Bien sûr, il y eut d'autres rencontres, telles que celles de Graciela Gonzales (la negra), Corinna de la Rosa et Julio Balmaceda, des professeurs géniaux, plongés dans la culture des anciens.

 

Puis, vinrent d'autres voyages. J'ai rencontré et travaillé avec Pibe Avellanera, un milonguero imposant, d'une très grande puissance dans son interprétation du tango. Il était impressionné par mes capacités et voulait que je reste à Buenos Aires pour travailler avec lui dans des spectacles à Boedo. Il me présentait à des musiciens de l'âge d'or : fabuleuses rencontres. Tous d'une gentillesse et humilité rares.

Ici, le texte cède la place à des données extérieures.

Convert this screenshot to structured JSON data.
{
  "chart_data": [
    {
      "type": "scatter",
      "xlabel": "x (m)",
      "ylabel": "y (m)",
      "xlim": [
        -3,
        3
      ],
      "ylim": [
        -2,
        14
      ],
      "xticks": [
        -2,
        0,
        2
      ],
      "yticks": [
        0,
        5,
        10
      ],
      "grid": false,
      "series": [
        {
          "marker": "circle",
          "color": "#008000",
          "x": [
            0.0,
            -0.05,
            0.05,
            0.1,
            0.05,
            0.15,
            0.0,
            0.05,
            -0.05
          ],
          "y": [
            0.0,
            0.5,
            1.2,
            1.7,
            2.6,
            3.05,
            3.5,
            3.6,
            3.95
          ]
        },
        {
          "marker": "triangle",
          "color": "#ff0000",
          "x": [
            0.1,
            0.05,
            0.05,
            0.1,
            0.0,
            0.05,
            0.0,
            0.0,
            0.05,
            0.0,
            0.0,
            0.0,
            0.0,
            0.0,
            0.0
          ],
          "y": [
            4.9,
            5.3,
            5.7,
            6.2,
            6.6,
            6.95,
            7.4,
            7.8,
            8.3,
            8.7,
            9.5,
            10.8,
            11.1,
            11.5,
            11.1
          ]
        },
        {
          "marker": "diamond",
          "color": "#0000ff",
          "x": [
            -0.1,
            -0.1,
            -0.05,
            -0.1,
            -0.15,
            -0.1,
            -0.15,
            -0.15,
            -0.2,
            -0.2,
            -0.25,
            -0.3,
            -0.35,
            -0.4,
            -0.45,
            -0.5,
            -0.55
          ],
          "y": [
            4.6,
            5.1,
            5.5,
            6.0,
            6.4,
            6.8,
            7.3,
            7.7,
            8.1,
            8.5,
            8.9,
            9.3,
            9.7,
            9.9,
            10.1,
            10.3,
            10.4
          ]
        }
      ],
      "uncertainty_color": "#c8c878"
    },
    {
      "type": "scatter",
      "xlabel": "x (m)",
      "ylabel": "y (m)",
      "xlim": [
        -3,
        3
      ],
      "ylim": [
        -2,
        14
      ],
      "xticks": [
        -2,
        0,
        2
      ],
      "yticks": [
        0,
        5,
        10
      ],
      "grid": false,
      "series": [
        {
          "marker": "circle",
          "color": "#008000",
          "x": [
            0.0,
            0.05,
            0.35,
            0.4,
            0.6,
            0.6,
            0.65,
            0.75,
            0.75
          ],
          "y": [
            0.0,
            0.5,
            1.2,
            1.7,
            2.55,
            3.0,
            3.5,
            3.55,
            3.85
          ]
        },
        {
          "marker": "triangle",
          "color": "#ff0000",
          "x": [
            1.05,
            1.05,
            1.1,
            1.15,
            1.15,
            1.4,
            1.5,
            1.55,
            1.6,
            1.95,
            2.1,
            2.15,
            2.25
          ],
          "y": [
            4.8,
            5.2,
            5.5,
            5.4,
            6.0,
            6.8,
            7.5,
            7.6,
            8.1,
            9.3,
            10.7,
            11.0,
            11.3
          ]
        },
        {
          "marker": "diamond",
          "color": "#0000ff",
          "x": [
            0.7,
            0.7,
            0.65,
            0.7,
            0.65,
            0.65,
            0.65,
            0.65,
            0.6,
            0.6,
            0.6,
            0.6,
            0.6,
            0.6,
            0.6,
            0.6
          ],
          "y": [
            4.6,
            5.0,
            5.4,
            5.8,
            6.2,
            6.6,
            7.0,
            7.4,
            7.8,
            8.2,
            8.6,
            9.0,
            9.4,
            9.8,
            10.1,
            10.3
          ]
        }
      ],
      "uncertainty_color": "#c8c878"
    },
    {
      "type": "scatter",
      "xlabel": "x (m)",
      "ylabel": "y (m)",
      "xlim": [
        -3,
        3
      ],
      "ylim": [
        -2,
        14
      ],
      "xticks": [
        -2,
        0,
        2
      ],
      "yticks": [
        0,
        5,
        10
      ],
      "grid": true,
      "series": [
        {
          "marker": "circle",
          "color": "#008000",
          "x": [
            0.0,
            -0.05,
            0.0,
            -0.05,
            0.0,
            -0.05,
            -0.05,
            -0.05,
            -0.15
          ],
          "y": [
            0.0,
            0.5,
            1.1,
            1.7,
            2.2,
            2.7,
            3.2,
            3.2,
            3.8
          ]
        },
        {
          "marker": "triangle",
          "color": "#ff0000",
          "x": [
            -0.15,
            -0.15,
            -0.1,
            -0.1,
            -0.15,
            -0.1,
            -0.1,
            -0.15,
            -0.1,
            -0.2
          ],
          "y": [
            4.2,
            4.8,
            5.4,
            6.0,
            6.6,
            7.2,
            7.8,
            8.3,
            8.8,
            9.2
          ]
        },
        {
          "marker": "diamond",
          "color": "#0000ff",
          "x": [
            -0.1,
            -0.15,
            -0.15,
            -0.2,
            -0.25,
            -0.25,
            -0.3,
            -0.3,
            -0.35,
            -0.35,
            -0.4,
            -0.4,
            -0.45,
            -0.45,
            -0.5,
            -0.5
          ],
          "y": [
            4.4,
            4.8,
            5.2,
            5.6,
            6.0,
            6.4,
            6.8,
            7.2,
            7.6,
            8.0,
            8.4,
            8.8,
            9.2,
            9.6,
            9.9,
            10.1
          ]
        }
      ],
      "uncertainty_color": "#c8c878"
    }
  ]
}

Dans les milongas, Pibe m'invitait à sa table ; c'était drôle, à ces moments-là ; j'avais dix paires d'yeux de danseuses qui me regardaient pour que je les invite. Le fait d'être invité à la table d'un milonguero signifiait pour elles que tu étais un dieu de la piste. Pibe m'a beaucoup appris sur sa technique rapide et vive.

 

Au cours de mes voyages, j'ai également travaillé avec Lorena Ermocida et Osvaldo Zotto, grand danseur de salon. Qui ne connaît pas Osvaldo. Il fait partie de ceux qui ont influencé le tango de par le monde. Technique de précision sans faille, dans la joie et le rire, mais travail intense.

 

Un couple qui m'a encore beaucoup appris : Ernesto Balmaceda et Stella Baez issus d'une grande famille de milongueros. Ils sont devenus de grands amis que nous accueillons chaque année en France lors de leur tournée européenne.  A chacun de mes voyages à Buenos Aires ils étaient là pour me conseiller à tous points de vue autour du tango dans la joie et la bonne humeur. Ils m'ont introduit comme Dj dans les milongas les plus populaires de Buenos Aires, et m'ont permis de faire des démos avec Christine Lambert, etc ... Je dois dire que la plupart du temps nous avons eu de belles sueurs froides, car là-bas on ne trompe pas de quelque façon que ce soit ... Enfin, grâce à eux, j'ai pu vivre de belles expériences.

 

Est également devenu mon ami, Gabriel Sodini, dit Gabi de la milonga "Unitango", un excellent Dj. Il a été le premier à me permettre de faire des animations à la Confiteria la Ideal. Une sacrée expérience. A cette époque, on ne passait pas énormément de tandas de l'ensemble Rodolfo Biagi

Moi, j'avais osé, et une milonguera s'était déplacée pour me féliciter d'avoir passé cet orchestre. En fait, je constatais qu'il y avait des traditions auxquelles il ne fallait pas toucher. Malgré tout, certains Dj osaient pour faire évoluer la musicalité dans les milongas, et ainsi les différencier. Actuellement, la tendance serait aux années 50. Donc, beaucoup de choses ont changé.

 

Par la suite, j'ai pris des cours d'histoire de la musique et particulièrement sur les orchestres avec Mario Orlando, très grand Dj sur la place de Buenos Aires, toujours présent à animer les grandes milongas où je le rencontrais la plupart du temps.

 

Une autre expérience : quelques cours de danse avec Gustavo Naveira, grand maître dans l'innovation du tango et professeur de Chicho Frumboli. Il a révolutionné le tango dans sa façon de l'aborder. On peut dire qu'il a introduit le "tango nuevo".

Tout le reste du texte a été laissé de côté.